Building effective multitarget classifiers is still an on-going research issue: this chapter proposes the use of the knowledge gleaned from a human expert as a practical way for decomposing and extend the proposed binary strategy. The core is a greedy feature selection approach that can be used in conjunction with different classification algorithms, leading to a feature selection process working independently from any classifier that could then be used. The procedure takes advantage from the Minimum Description Length principle for selecting features and promoting accuracy of multitarget classifiers. Its effectiveness is asserted by experiments, with different state-of-the-art classification algorithms such as Bayesian and Support Vector Machine classifiers, over dataset publicly available on the Web: gene expression data from DNA micro-arrays are selected as a paradigmatic example, containing a lot of redundant features due to the large number of monitored genes and the small cardinality of samples. Therefore, in analysing these data, like in text mining, a major challenge is the definition of a feature selection procedure that highlights the most relevant genes in order to improve automatic diagnostic classification.

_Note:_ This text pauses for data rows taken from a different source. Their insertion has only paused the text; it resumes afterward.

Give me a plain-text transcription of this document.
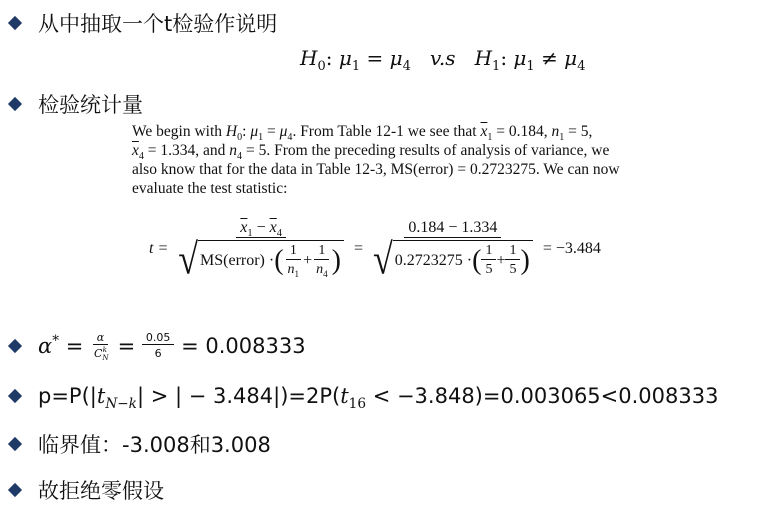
从中抽取一个t检验作说明
$H_0$: $\mu_1 = \mu_4$   v.s   $H_1$: $\mu_1 \ne \mu_4$
检验统计量
We begin with $H_0$: $\mu_1 = \mu_4$. From Table 12-1 we see that $\overline{x}_1 = 0.184$, $n_1 = 5$,
$\overline{x}_4 = 1.334$, and $n_4 = 5$. From the preceding results of analysis of variance, we
also know that for the data in Table 12-3, MS(error) = 0.2723275. We can now
evaluate the test statistic:
t =
$\overline{x}_1 - \overline{x}_4$
√ MS(error) · ( $\frac{1}{n_1} + \frac{1}{n_4}$ ) =
0.184 − 1.334
√ 0.2723275 · ( $\frac{1}{5} + \frac{1}{5}$ ) = −3.484
$\alpha^* = \frac{\alpha}{C_N^k} = \frac{0.05}{6}$
= 0.008333
$p=P(|t_{N-k}|$ > | − $3.484|)=2P(t_{16} < -3.848)=0.003065<0.008333$
临界值：-3.008和3.008
故拒绝零假设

The common practice in such increasingly important bioinformatics field is to employ a range of accessible methodologies that can be broadly classified into three categories:
Classification methods based on global gene expression analysis (Golub et al., 1999; Alizadeh et al., 2000; Ross et al., 2000) specifically aimed at applying a single technique to a specific gene expression dataset;
Traditional statistical approaches such as Principal Component Analysis (Liberati et al., 2005; Garatti et al., 2007), discriminant analysis (Nguyen and Rocke, 2002) or Bayesian decision theory (Bosin et al., 2006);
Machine learning techniques such as neural (Tung and Quek, 2005; Khan et al., 2001) and logical (Muselli and Liberati, 2002) networks, decision trees and Support Vector Machines (SVM) (Guyon et al., 2002; Furey et al., 2001; Valentini, 2002).

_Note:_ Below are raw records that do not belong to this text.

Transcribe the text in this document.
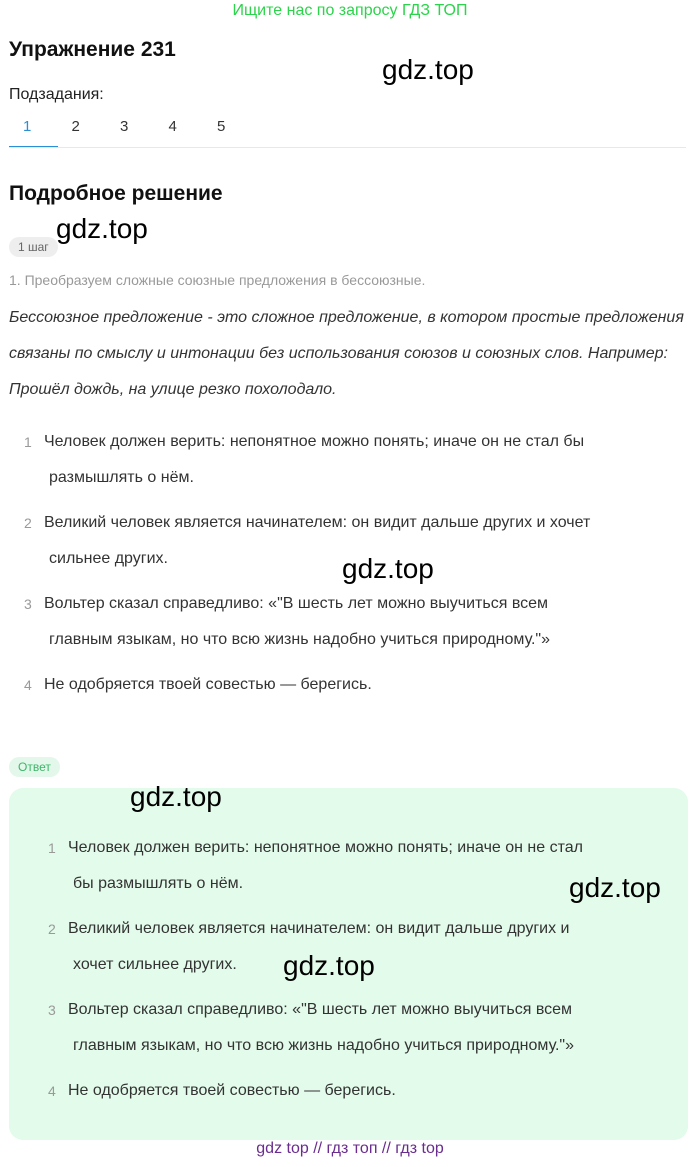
Ищите нас по запросу ГДЗ ТОП
Упражнение 231
gdz.top
Подзадания:
1	2	3	4	5
Подробное решение
gdz.top
1 шаг
1. Преобразуем сложные союзные предложения в бессоюзные.
Бессоюзное предложение - это сложное предложение, в котором простые предложения связаны по смыслу и интонации без использования союзов и союзных слов. Например: Прошёл дождь, на улице резко похолодало.
1 Человек должен верить: непонятное можно понять; иначе он не стал бы
размышлять о нём.
2 Великий человек является начинателем: он видит дальше других и хочет
сильнее других.
3 Вольтер сказал справедливо: «"В шесть лет можно выучиться всем
главным языкам, но что всю жизнь надобно учиться природному."»
4 Не одобряется твоей совестью — берегись.
gdz.top
Ответ
gdz.top
gdz.top
1 Человек должен верить: непонятное можно понять; иначе он не стал
бы размышлять о нём.
2 Великий человек является начинателем: он видит дальше других и
хочет сильнее других.
3 Вольтер сказал справедливо: «"В шесть лет можно выучиться всем
главным языкам, но что всю жизнь надобно учиться природному."»
4 Не одобряется твоей совестью — берегись.
gdz.top
gdz top // гдз топ // гдз top
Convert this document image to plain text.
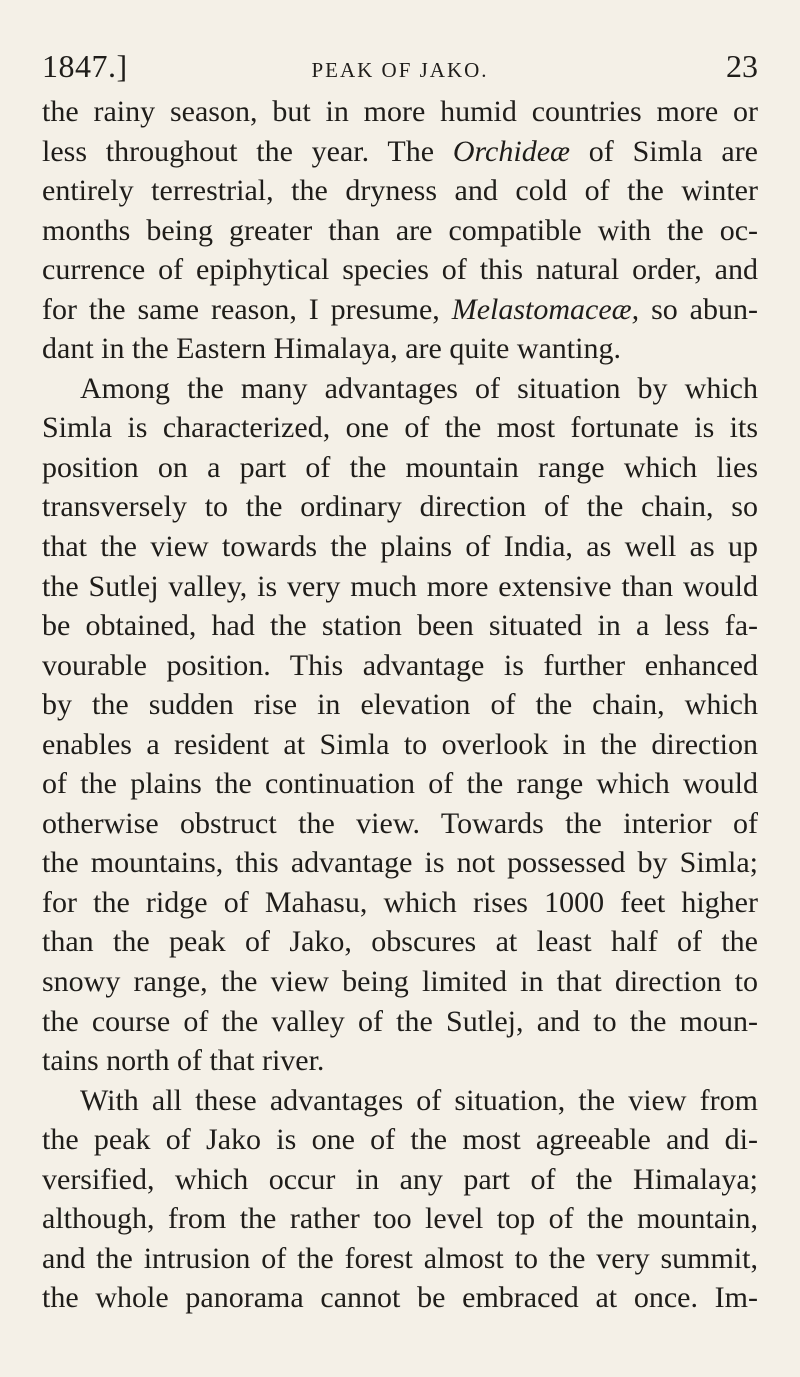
1847.]	PEAK OF JAKO.	23
the rainy season, but in more humid countries more or
less throughout the year. The Orchideæ of Simla are
entirely terrestrial, the dryness and cold of the winter
months being greater than are compatible with the oc-
currence of epiphytical species of this natural order, and
for the same reason, I presume, Melastomaceæ, so abun-
dant in the Eastern Himalaya, are quite wanting.
Among the many advantages of situation by which
Simla is characterized, one of the most fortunate is its
position on a part of the mountain range which lies
transversely to the ordinary direction of the chain, so
that the view towards the plains of India, as well as up
the Sutlej valley, is very much more extensive than would
be obtained, had the station been situated in a less fa-
vourable position. This advantage is further enhanced
by the sudden rise in elevation of the chain, which
enables a resident at Simla to overlook in the direction
of the plains the continuation of the range which would
otherwise obstruct the view. Towards the interior of
the mountains, this advantage is not possessed by Simla;
for the ridge of Mahasu, which rises 1000 feet higher
than the peak of Jako, obscures at least half of the
snowy range, the view being limited in that direction to
the course of the valley of the Sutlej, and to the moun-
tains north of that river.
With all these advantages of situation, the view from
the peak of Jako is one of the most agreeable and di-
versified, which occur in any part of the Himalaya;
although, from the rather too level top of the mountain,
and the intrusion of the forest almost to the very summit,
the whole panorama cannot be embraced at once. Im-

Nonetheless, (Statnikov et al., 2005) reported that such results lack a consistent and systematic approach as they validate their methods differently, on different public datasets and on different limited sets of features. Dudoit (2002) and colleagues have compared the performance of various micro-array data classification methods, and a recent extensive comparison (Lee et al., 2005) provides some additional insights. The relevance of good feature selection methods has been discussed by Guyon (2002) and colleagues with special emphasis on over-fitting, but the recommendations in literature do not give evidence for a single best method for either the classification of micro-array data, or at least their feature selection. It has also been pointed out (Tung and Quek, 2005) that often classifiers work as black boxes, the decision making process being not intuitive to the human cognitive process and, more importantly, the knowledge extracted by these classifiers from the numerical training not being easy to be understood and then assessed.
Key Terms in this Chapter
Principal Component Analysis: Rearrangement of the data matrix in new orthogonal transformed variables ordered in decreasing order of variance.

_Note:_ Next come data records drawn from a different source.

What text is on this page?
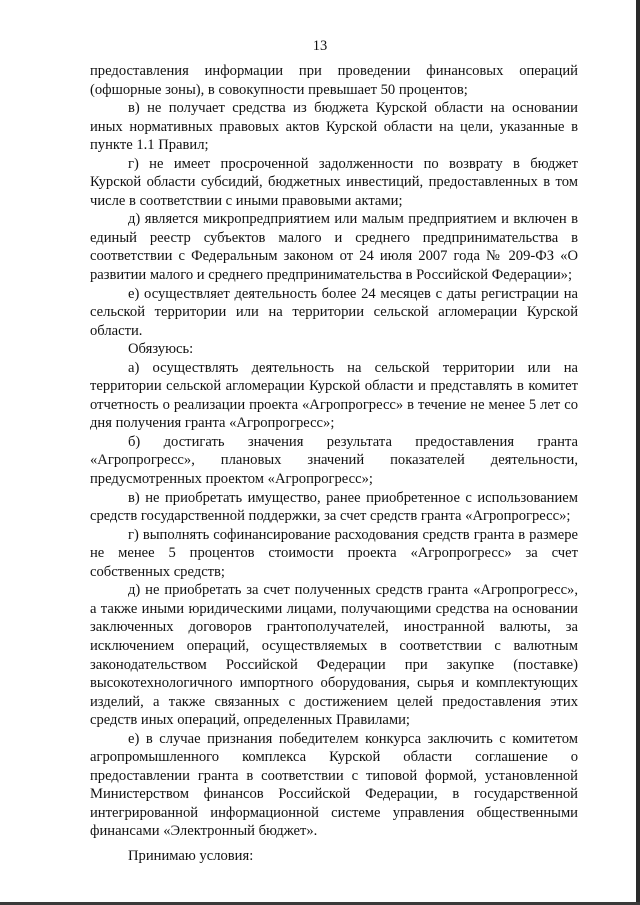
13

предоставления информации при проведении финансовых операций (офшорные зоны), в совокупности превышает 50 процентов;

в) не получает средства из бюджета Курской области на основании иных нормативных правовых актов Курской области на цели, указанные в пункте 1.1 Правил;

г) не имеет просроченной задолженности по возврату в бюджет Курской области субсидий, бюджетных инвестиций, предоставленных в том числе в соответствии с иными правовыми актами;

д) является микропредприятием или малым предприятием и включен в единый реестр субъектов малого и среднего предпринимательства в соответствии с Федеральным законом от 24 июля 2007 года № 209-ФЗ «О развитии малого и среднего предпринимательства в Российской Федерации»;

е) осуществляет деятельность более 24 месяцев с даты регистрации на сельской территории или на территории сельской агломерации Курской области.

Обязуюсь:

а) осуществлять деятельность на сельской территории или на территории сельской агломерации Курской области и представлять в комитет отчетность о реализации проекта «Агропрогресс» в течение не менее 5 лет со дня получения гранта «Агропрогресс»;

б) достигать значения результата предоставления гранта «Агропрогресс», плановых значений показателей деятельности, предусмотренных проектом «Агропрогресс»;

в) не приобретать имущество, ранее приобретенное с использованием средств государственной поддержки, за счет средств гранта «Агропрогресс»;

г) выполнять софинансирование расходования средств гранта в размере не менее 5 процентов стоимости проекта «Агропрогресс» за счет собственных средств;

д) не приобретать за счет полученных средств гранта «Агропрогресс», а также иными юридическими лицами, получающими средства на основании заключенных договоров грантополучателей, иностранной валюты, за исключением операций, осуществляемых в соответствии с валютным законодательством Российской Федерации при закупке (поставке) высокотехнологичного импортного оборудования, сырья и комплектующих изделий, а также связанных с достижением целей предоставления этих средств иных операций, определенных Правилами;

е) в случае признания победителем конкурса заключить с комитетом агропромышленного комплекса Курской области соглашение о предоставлении гранта в соответствии с типовой формой, установленной Министерством финансов Российской Федерации, в государственной интегрированной информационной системе управления общественными финансами «Электронный бюджет».

Принимаю условия:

Gene: Sentence in the genetic alphabet codifying a cell instruction.
Minimum Description Length: Information theory principle claiming optimality for the more oeconomical description of both the model and coding fully describing the process from where the data samples are exctracted.
Multitarget Classification: Partition of the set of samples in more than two classes.
Micro-Array: Bio-assay technology allowing to measure the expression of thousands of genes from a sample on a single chip.
Lymphoblastic Leukemia: Class of blood cancers quite diffuse in children.
Bio-Informatics: The processing of the huge amount of information pertaining biology.